Many people will focus on the instructor, and as the more experienced pilot and authority figure, he's definitely where the buck stops. The FAA will probably recognize this with a certificate suspension or even revocation (since the violation wasn't willful, revocation would be out of line. But the security organs will want their pound of flesh). I hope the instructor subscribed to AOPAs Legal Services Plan.

But the student also deserves a share of the blame. By the time you're doing ambitious cross-countries, you need to have a baseline level of situational awareness. A student can't just ride on the instructor's ticket (even if that is how the FAA sees it, in legal terms). He holds a ticket inscribed not pilot student but student pilot -- the first is the adjective, the second the noun. Students shouldn't be constantly in their instructors' faces, but they should be willing to speak up. Many an airliner has come to grief because a doubting FO held his tongue. If there was ever a place to indulge in bumper sticker behavior, the cockpit is where you "Speak truth to power" and "Question Authority."

These two men had a very unpleasant day, and they have more hard times ahead. But they were lucky; they very nearly died. If the fighter pilots had been what the Air Force calls "fangs out", this whole story would be ten times worse. The 150 pilots will live to fly again -- and one hopes, to enjoy flight again.

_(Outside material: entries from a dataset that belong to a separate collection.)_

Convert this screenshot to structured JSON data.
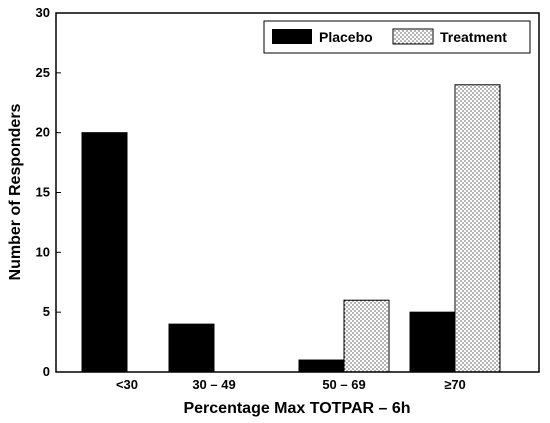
{
  "chart_data": {
    "type": "bar",
    "categories": [
      "<30",
      "30 – 49",
      "50 – 69",
      "≥70"
    ],
    "series": [
      {
        "name": "Placebo",
        "values": [
          20,
          4,
          1,
          5
        ],
        "color": "#000000",
        "pattern": "solid"
      },
      {
        "name": "Treatment",
        "values": [
          0,
          0,
          6,
          24
        ],
        "color": "#ffffff",
        "pattern": "dotted"
      }
    ],
    "xlabel": "Percentage Max TOTPAR – 6h",
    "ylabel": "Number of Responders",
    "ylim": [
      0,
      30
    ],
    "yticks": [
      0,
      5,
      10,
      15,
      20,
      25,
      30
    ],
    "grid": false,
    "legend_position": "top-right"
  }
}
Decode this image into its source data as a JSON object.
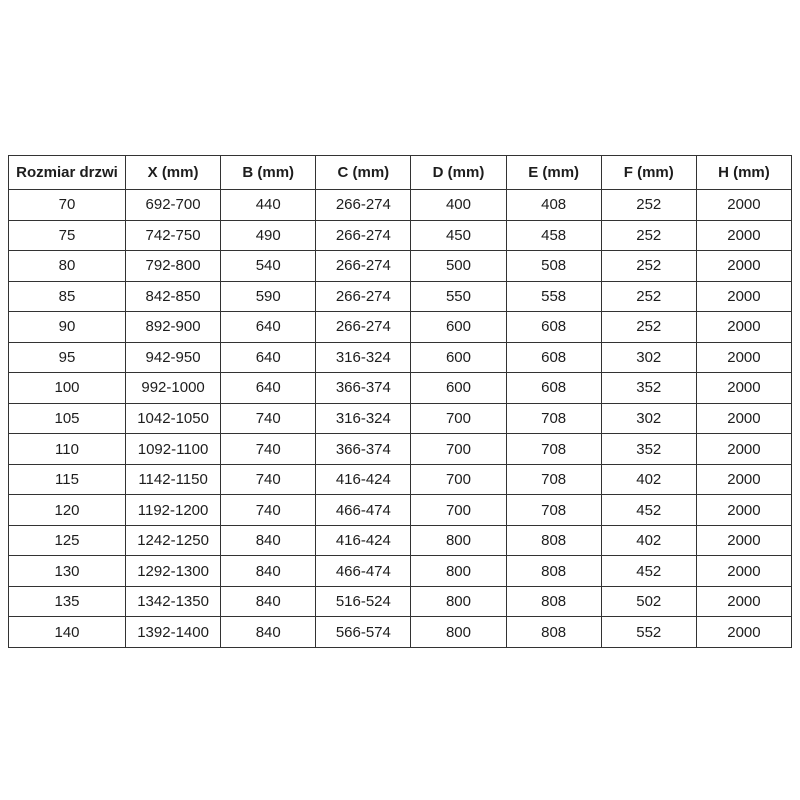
{
  "colors": {
    "background": "#ffffff",
    "text": "#1d1d1d",
    "border": "#333333"
  },
  "table": {
    "columns": [
      "Rozmiar drzwi",
      "X (mm)",
      "B (mm)",
      "C (mm)",
      "D (mm)",
      "E (mm)",
      "F (mm)",
      "H (mm)"
    ],
    "rows": [
      [
        "70",
        "692-700",
        "440",
        "266-274",
        "400",
        "408",
        "252",
        "2000"
      ],
      [
        "75",
        "742-750",
        "490",
        "266-274",
        "450",
        "458",
        "252",
        "2000"
      ],
      [
        "80",
        "792-800",
        "540",
        "266-274",
        "500",
        "508",
        "252",
        "2000"
      ],
      [
        "85",
        "842-850",
        "590",
        "266-274",
        "550",
        "558",
        "252",
        "2000"
      ],
      [
        "90",
        "892-900",
        "640",
        "266-274",
        "600",
        "608",
        "252",
        "2000"
      ],
      [
        "95",
        "942-950",
        "640",
        "316-324",
        "600",
        "608",
        "302",
        "2000"
      ],
      [
        "100",
        "992-1000",
        "640",
        "366-374",
        "600",
        "608",
        "352",
        "2000"
      ],
      [
        "105",
        "1042-1050",
        "740",
        "316-324",
        "700",
        "708",
        "302",
        "2000"
      ],
      [
        "110",
        "1092-1100",
        "740",
        "366-374",
        "700",
        "708",
        "352",
        "2000"
      ],
      [
        "115",
        "1142-1150",
        "740",
        "416-424",
        "700",
        "708",
        "402",
        "2000"
      ],
      [
        "120",
        "1192-1200",
        "740",
        "466-474",
        "700",
        "708",
        "452",
        "2000"
      ],
      [
        "125",
        "1242-1250",
        "840",
        "416-424",
        "800",
        "808",
        "402",
        "2000"
      ],
      [
        "130",
        "1292-1300",
        "840",
        "466-474",
        "800",
        "808",
        "452",
        "2000"
      ],
      [
        "135",
        "1342-1350",
        "840",
        "516-524",
        "800",
        "808",
        "502",
        "2000"
      ],
      [
        "140",
        "1392-1400",
        "840",
        "566-574",
        "800",
        "808",
        "552",
        "2000"
      ]
    ]
  }
}
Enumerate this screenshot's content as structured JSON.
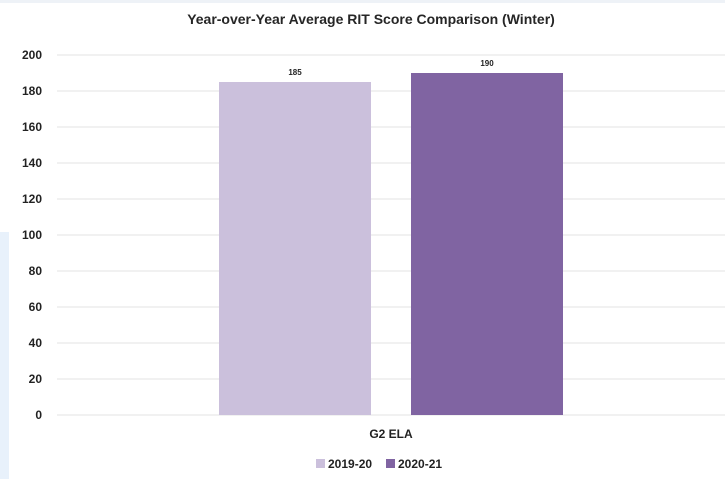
{
  "chart_data": {
    "type": "bar",
    "title": "Year-over-Year Average RIT Score Comparison (Winter)",
    "xlabel": "",
    "ylabel": "",
    "categories": [
      "G2 ELA"
    ],
    "series": [
      {
        "name": "2019-20",
        "values": [
          185
        ],
        "color": "#cbc0dc"
      },
      {
        "name": "2020-21",
        "values": [
          190
        ],
        "color": "#8064a2"
      }
    ],
    "ylim": [
      0,
      200
    ],
    "yticks": [
      0,
      20,
      40,
      60,
      80,
      100,
      120,
      140,
      160,
      180,
      200
    ],
    "grid": true,
    "legend": "bottom-center",
    "data_labels": true
  }
}
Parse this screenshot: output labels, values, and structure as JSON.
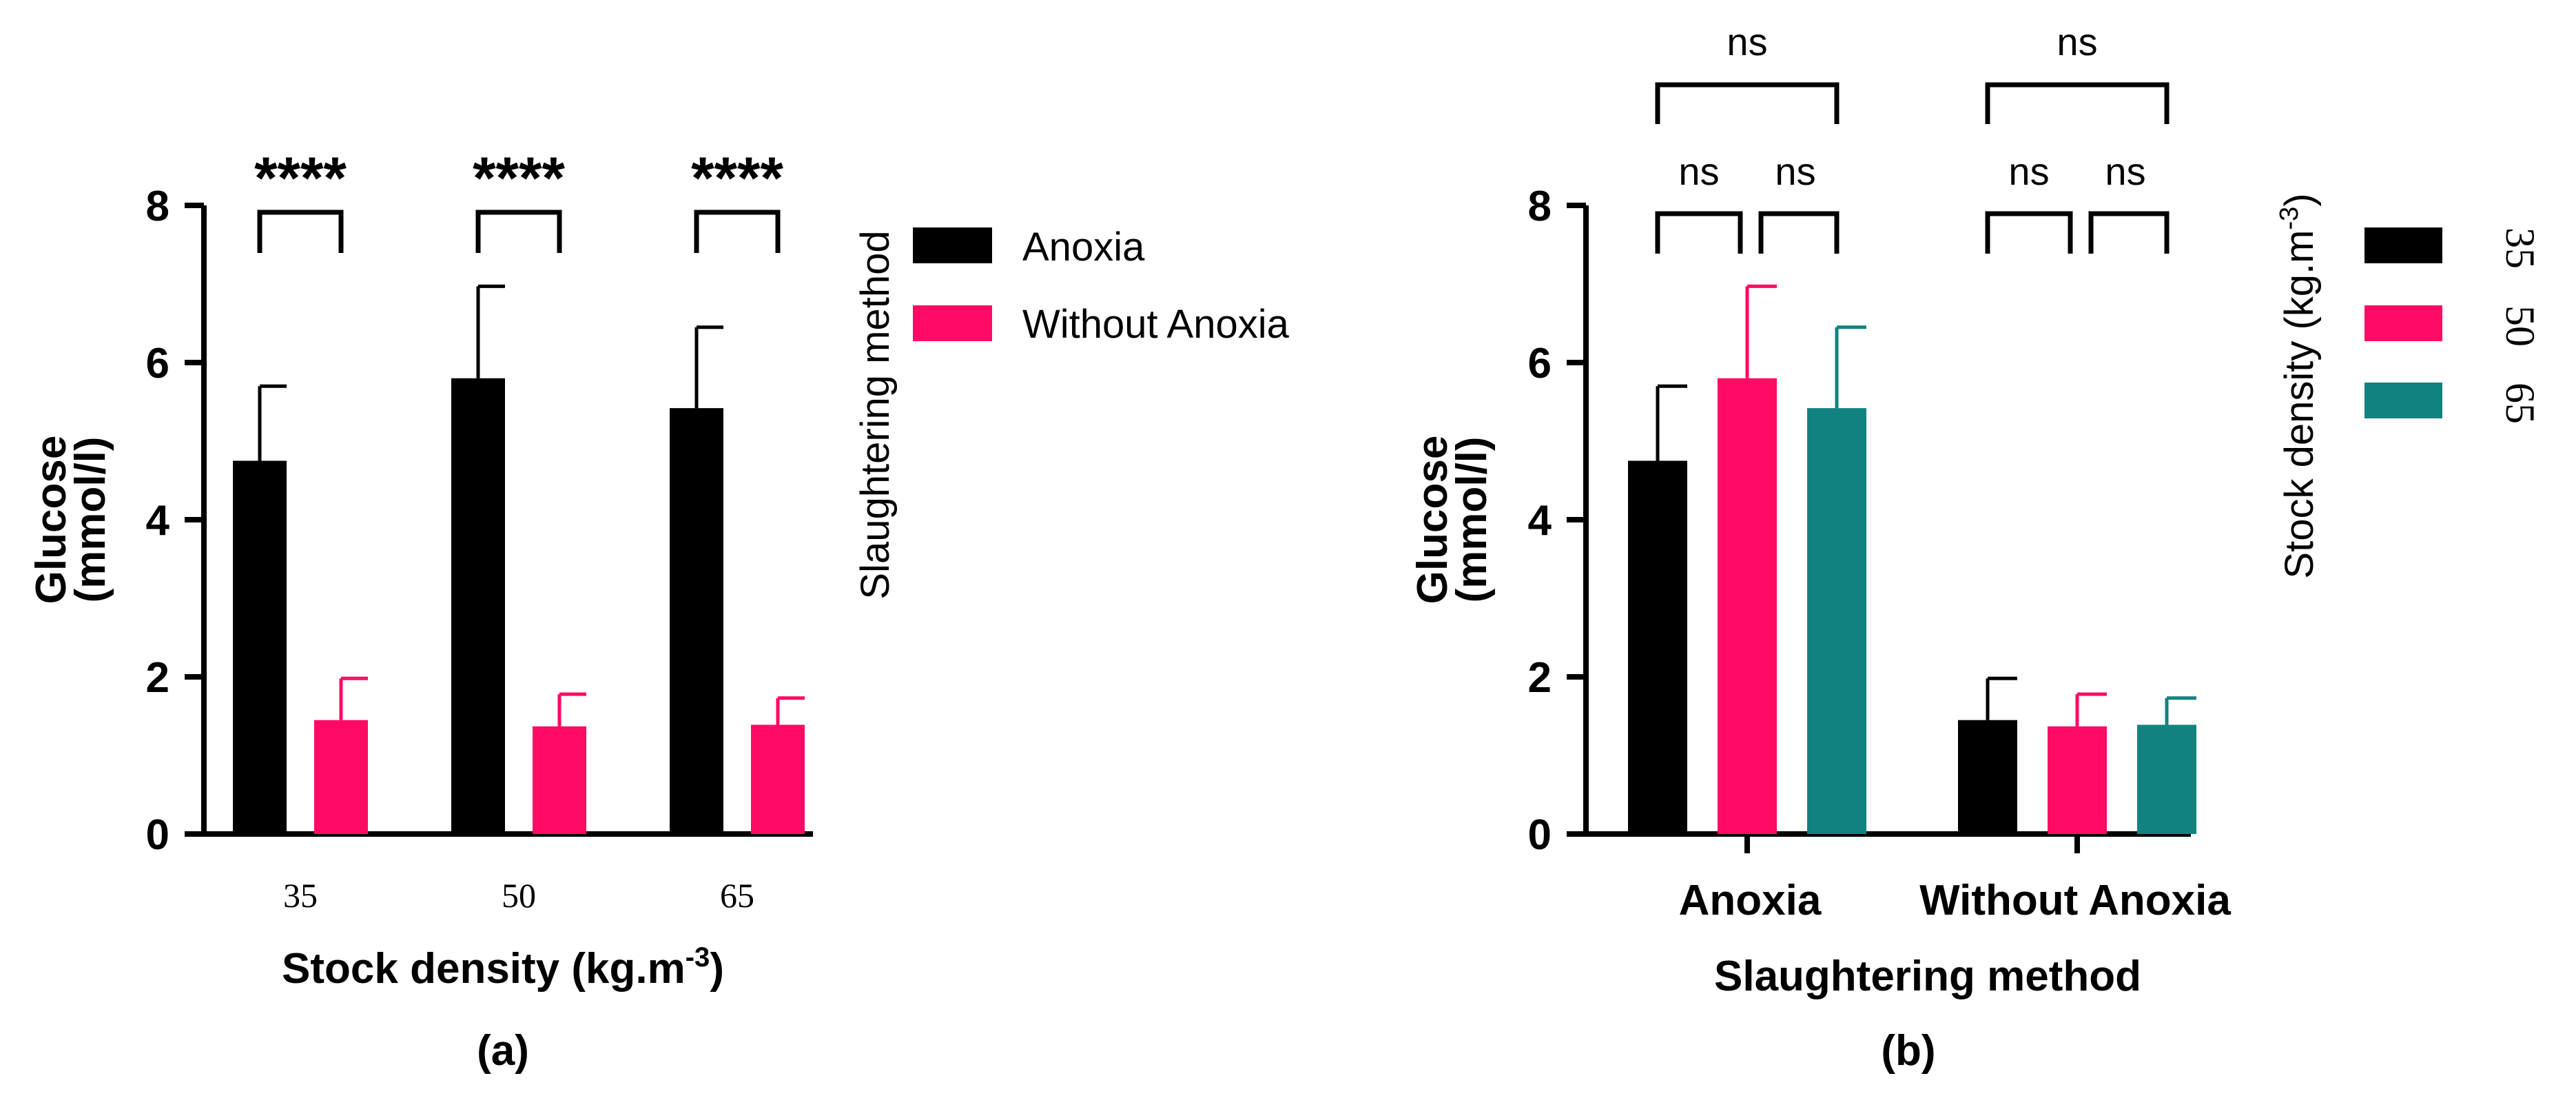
{
  "colors": {
    "anoxia": "#000000",
    "without_anoxia": "#ff0a64",
    "density_35": "#000000",
    "density_50": "#ff0a64",
    "density_65": "#128280"
  },
  "chart_data": [
    {
      "id": "a",
      "panel_label": "(a)",
      "type": "bar",
      "xlabel": "Stock density (kg.m",
      "xlabel_superscript": "-3",
      "xlabel_suffix": ")",
      "ylabel_line1": "Glucose",
      "ylabel_line2": "(mmol/l)",
      "ylim": [
        0,
        8
      ],
      "yticks": [
        "0",
        "2",
        "4",
        "6",
        "8"
      ],
      "categories": [
        "35",
        "50",
        "65"
      ],
      "series": [
        {
          "name": "Anoxia",
          "color_key": "anoxia",
          "values": [
            4.75,
            5.8,
            5.42
          ],
          "errors": [
            0.95,
            1.17,
            1.03
          ]
        },
        {
          "name": "Without Anoxia",
          "color_key": "without_anoxia",
          "values": [
            1.45,
            1.37,
            1.39
          ],
          "errors": [
            0.53,
            0.41,
            0.34
          ]
        }
      ],
      "legend_title": "Slaughtering method",
      "legend_entries": [
        "Anoxia",
        "Without Anoxia"
      ],
      "significance": [
        "****",
        "****",
        "****"
      ]
    },
    {
      "id": "b",
      "panel_label": "(b)",
      "type": "bar",
      "xlabel": "Slaughtering method",
      "ylabel_line1": "Glucose",
      "ylabel_line2": "(mmol/l)",
      "ylim": [
        0,
        8
      ],
      "yticks": [
        "0",
        "2",
        "4",
        "6",
        "8"
      ],
      "categories": [
        "Anoxia",
        "Without Anoxia"
      ],
      "series": [
        {
          "name": "35",
          "color_key": "density_35",
          "values": [
            4.75,
            1.45
          ],
          "errors": [
            0.95,
            0.53
          ]
        },
        {
          "name": "50",
          "color_key": "density_50",
          "values": [
            5.8,
            1.37
          ],
          "errors": [
            1.17,
            0.41
          ]
        },
        {
          "name": "65",
          "color_key": "density_65",
          "values": [
            5.42,
            1.39
          ],
          "errors": [
            1.03,
            0.34
          ]
        }
      ],
      "legend_title": "Stock density (kg.m",
      "legend_title_superscript": "-3",
      "legend_title_suffix": ")",
      "legend_entries": [
        "35",
        "50",
        "65"
      ],
      "significance_adjacent": [
        "ns",
        "ns",
        "ns",
        "ns"
      ],
      "significance_outer": [
        "ns",
        "ns"
      ]
    }
  ]
}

One Organization Reacted Credibly

After all this ranting, I ought to close on a positive note -- and there is one to be found. Despite all the things that COULD have gone wrong, the air defense organization reacted with as much restraint as alacrity. If the military and DHS intercept crews hadn't been at the top of their game, if the controllers hadn't been alert, God alone knows what might have happened. These disciplined men and women are trapped in a bad system that's not of their making, but they still performed like a symphony orchestra with Beethoven Himself conducting.